My soul is a shepherd

My soul is a shepherd

The shepherds sing; and shall I silent be?
                My God, no hymn for thee?
My soul ’s a shepherd too; a flock it feeds
                Of thoughts, and words, and deeds.George Herbert, Christmas II

“My soul is a shepherd, a flock it feeds”, sang George Herbert. Such a lovely image of taking good care of your own inner life, and bringing forth something beautiful! Just repeating this sentence in my head already helps reduce the tension that I often feel when I am disagreeing with myself.

Especially in lockdown time, our inner life comes to the surface. It’s not always easy to know how to deal with ourselves. I too notice within me a multitude of thoughts, wishes, ingrained attitudes, so much that it often feels as if multiple personalities are competing with each other, each wishing to promote their viewpoint as the ultimate “me”. And it’s good to have this image of a good shepherd in mind, to remember that “I” am not this thought or that, but the shepherd who looks after all the various members of the flock and makes sure that each gets what it needs.

How can I be that shepherd? What do my inner personalities need? George Herbert answers: “The pasture is thy word; the streams thy grace, enriching all the place.” Is that really so? My questioning part objects: “I want to be heard, not preached to”. But who speaks about preaching? Is that God, or is that me interpreting his words? Perhaps I should have a better look at my preacher within, and make sure it remembers grace: the welcoming friendship that allows all parts to flourish. 

My experience with mindfulness has taught me quite a bit in this respect. I learned to see that there is a “me” that is aware of my thoughts and emotions. It’s a funny experience to catch yourself in a train of thoughts and then wonder: but who caught myself? Above all, mindfulness taught me to have a benevolent and open attitude, welcoming every thought1.

Another helpful viewpoint comes from Saint Augustine, who wrote in the second part of his book The Trinity: “I know myself and love myself”. He saw that as an image of the Trinity: being, knowing and loving, similar to the three persons who are all the one God. I find it helpful to ponder that just “being” is in itself good, and also that being-knowing-loving are interrelated and inform each other. Knowing without loving is not truly knowing, nor vice versa2.

So, back to my question: how can I be that shepherd?

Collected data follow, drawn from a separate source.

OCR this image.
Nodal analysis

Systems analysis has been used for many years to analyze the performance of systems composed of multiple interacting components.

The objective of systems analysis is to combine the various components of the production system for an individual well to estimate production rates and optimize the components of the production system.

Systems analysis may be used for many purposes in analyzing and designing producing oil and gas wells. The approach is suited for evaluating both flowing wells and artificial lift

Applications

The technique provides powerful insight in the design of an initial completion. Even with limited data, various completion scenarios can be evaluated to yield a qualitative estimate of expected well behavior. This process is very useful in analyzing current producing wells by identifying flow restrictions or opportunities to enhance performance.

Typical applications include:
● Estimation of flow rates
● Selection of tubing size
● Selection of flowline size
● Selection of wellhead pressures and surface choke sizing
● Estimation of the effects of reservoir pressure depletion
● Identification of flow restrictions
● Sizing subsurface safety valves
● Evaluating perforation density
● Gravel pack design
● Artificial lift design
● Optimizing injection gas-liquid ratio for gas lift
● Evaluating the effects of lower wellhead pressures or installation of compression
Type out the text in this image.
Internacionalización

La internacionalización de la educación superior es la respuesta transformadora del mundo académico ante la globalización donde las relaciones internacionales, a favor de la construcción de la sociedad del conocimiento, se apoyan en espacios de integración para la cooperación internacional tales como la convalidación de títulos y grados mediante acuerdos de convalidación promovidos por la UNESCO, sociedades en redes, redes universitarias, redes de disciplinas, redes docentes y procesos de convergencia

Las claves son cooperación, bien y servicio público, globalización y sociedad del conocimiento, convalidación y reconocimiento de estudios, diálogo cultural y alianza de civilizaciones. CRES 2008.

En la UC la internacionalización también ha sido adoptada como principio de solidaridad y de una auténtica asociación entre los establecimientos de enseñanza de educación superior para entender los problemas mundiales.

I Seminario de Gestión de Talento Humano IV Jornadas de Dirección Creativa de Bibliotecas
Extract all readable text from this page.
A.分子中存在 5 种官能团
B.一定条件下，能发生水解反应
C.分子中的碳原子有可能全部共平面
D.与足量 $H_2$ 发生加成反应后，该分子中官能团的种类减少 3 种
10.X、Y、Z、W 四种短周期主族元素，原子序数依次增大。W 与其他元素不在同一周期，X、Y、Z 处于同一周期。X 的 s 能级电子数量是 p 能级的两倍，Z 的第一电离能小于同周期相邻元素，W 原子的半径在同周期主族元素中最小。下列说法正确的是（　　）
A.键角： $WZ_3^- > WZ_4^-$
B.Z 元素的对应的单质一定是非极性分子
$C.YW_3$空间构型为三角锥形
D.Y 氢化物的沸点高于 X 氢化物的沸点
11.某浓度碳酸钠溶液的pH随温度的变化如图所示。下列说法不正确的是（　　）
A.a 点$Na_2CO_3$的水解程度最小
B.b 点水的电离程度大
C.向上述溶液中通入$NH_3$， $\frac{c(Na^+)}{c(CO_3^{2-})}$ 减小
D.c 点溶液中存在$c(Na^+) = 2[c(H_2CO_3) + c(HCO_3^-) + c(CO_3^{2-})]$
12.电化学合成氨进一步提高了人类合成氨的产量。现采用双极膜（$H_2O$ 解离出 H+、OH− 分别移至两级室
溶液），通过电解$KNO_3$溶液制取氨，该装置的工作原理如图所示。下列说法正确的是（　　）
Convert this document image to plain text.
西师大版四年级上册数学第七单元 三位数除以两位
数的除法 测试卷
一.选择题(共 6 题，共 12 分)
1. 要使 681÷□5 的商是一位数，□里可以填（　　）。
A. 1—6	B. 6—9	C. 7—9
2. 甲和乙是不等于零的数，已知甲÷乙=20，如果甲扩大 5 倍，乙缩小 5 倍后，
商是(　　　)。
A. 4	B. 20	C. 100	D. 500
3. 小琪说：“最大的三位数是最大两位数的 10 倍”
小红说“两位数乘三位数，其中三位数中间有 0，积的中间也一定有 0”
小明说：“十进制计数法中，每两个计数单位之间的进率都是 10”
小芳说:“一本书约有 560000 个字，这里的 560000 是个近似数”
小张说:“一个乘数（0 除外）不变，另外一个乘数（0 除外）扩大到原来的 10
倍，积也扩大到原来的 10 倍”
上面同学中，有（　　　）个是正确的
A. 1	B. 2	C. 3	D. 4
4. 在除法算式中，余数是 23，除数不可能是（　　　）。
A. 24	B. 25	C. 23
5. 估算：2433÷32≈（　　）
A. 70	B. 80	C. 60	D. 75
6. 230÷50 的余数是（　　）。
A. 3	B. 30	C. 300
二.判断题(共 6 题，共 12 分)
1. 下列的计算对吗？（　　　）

In the past months, these words have come to my mind again and again.  As if the Holy Spirit would gently remind me: “Come, stop ruminating, be that shepherd!”. And it occurred to me that I should ask Jesus, for is he not the Good Shepherd? Is he not the best example of how to be that shepherd? So I asked him: “But look here, this particular part of me, that I don’t like so much, how would you shepherd that? Do you love that also?” And it seems to me that the answer to the latter question is: “Yes”, he loves even that part, considers it most valuable. But how can I? Oh well, I think I know, and will keep that to myself 🙂 But it is a good question to ask, and let yourself be surprised by the light love brings.

I will end with sharing the full poem of George Herbert. The old English is hard to understand, but it ends (I think) with the beautiful description of how our love and God’s love influence each other. 

The shepherds sing; and shall I silent be?
      My God, no hymn for Thee?
My soul’s a shepherd too; a flock it feeds
      Of thoughts, and words, and deeds.
The pasture is Thy word: the streams, Thy grace
      Enriching all the place.
Shepherd and flock shall sing, and all my powers
      Outsing the daylight hours.
Then will we chide the sun for letting night
      Take up his place and right:
We sing one common Lord; wherefore he should
      Himself the candle hold.
I will go searching, till I find a sun
      Shall stay, till we have done;
A willing shiner, that shall shine as gladly,
      As frost-nipped suns look sadly.
Then will we sing, and shine all our own day,
      And one another pay:
His beams shall cheer my breast, and both so twine,
Till ev’n His beams sing, and my music shine.